É um problema social e muititarefa. Precisa contar com o trabalho dos diferentes órgãos e forças da sociedade para dele podermos vislumbrar a possibilidade de solução. Erram os que pensam ser caso de repressão policial ou de ação isolada desse ou daquele setor público ou privado. Sem a formação de um bloco coeso de autoridades e instituições, dificilmente chegaremos a uma solução. Hoje verificamos o governador e o prefeito da capital se esforçando para falar a mesma linguagem e direcionar as forças do Estado e do Municipio para o objetivo. Também vemos o empenho do Poder Judiciário e outros segmentos pela solução de conflitos e compatibilização de interesses. Todos precisam considerar que só quem pode encaminhar o dependente de drogas é o médico especializado.
Por envolver pessoas marginalizadas, a cracolâdia é um poço de problemas e contradições. A prática já demonstrou que medidas de força pura não produzem efeitos porque a única coisa que causam eficientemente é a mudança do problema de um ponto para outro da cidade. É preciso a ação coordenada onde cada ente público ou social faça a sua parte, oportunizando a assistência aos que dela necessitam. As vítimas da cracolândia não devem ser reprimidas e nem perseguidas, mas socorridas. Levadas ao hospital de referência onde o médico a diagnostique e determine seu tratamento, seja ele ambulatorial ou internado.
Pensamos que, antes de repressão ou mudança para outros pontos, o freqüentador da cracolândia necessita de oportunidade de tratamento voluntário e – quando é o caso – de encaminhamento social e profissional. O mesmo trabalho também deve estar disponível aos que já perderam a condição de gerir a própria vida e – nesse caso – precisa receber a ajuda compulsória e, evidentemente, determinada pelo médico. Deixá-los onde estão, à mercê do tráfico e de todos os riscos, além de desumano, é a verdadeira tortura de incapaz. E tortura é crime…

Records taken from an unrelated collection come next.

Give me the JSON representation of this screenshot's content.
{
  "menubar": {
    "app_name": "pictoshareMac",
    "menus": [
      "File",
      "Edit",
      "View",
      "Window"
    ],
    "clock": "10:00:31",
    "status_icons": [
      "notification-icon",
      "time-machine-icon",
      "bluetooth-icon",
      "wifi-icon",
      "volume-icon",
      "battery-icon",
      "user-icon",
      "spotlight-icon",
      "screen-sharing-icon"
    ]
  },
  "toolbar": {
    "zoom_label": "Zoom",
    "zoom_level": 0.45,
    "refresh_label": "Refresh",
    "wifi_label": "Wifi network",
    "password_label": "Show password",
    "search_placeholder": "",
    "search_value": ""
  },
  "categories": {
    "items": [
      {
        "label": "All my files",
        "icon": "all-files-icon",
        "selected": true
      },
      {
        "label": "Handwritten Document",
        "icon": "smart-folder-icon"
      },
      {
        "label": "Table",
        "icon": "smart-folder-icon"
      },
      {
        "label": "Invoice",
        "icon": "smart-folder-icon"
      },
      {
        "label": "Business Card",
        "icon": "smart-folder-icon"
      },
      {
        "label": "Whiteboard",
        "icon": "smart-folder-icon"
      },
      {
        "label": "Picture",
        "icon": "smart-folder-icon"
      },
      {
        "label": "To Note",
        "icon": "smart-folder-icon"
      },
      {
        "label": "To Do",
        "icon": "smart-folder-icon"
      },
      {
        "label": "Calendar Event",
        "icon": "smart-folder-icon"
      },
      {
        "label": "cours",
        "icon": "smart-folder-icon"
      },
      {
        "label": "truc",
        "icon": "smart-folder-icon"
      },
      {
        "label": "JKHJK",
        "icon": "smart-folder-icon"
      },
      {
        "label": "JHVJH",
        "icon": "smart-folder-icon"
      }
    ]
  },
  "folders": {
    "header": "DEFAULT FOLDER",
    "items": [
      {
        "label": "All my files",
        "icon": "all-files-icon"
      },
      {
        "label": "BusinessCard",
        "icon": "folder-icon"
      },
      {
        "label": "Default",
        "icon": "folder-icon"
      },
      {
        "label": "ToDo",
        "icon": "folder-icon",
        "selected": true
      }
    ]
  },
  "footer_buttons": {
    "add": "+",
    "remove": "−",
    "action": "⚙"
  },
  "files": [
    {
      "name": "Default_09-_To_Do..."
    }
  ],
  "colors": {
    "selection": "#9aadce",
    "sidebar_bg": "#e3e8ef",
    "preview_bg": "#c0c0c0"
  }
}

O combate à pandemia da Covid-19 – onde o poder público montou hospitais de emergência para socorrer as vítimas, nos oferece o formato do que pode ser feito em relação aos drogados. Com uma estrutura desse gênero e porte em operação, as autoridades terão o meio de atender a essa clientela e, com ela encaminhada no ponto-de-vista da saúde, poderão agir nas tarefas suplementares de combate ao tráfico e a todos os problemas que envolvem aquela área sucateada da cidade. Em vez do governador, do prefeito ou do juiz de Direito, qualquer agente público deve ter o dever de encaminhar os narcodependentes para consulta médica e tratamento. Mas, para isso, é preciso termos o hospital de referência e, mais que isso, o numero de vagas suficiente para a demanda, que não &eac ute; pequena. É preciso demonstar a “indústria” que se criou no local e libertar os seus dependentes. Mas, para ter sucesso, as autoridades detentoras das diferentes áreas do poder precisam estar atentas e unidas para evitar que, no exercício de suas atribuições, umas atrapalhem a ação das outras. Sem união, continuaremos “enxugando gelo”. O problema exige menos vaidade e mais efetividade…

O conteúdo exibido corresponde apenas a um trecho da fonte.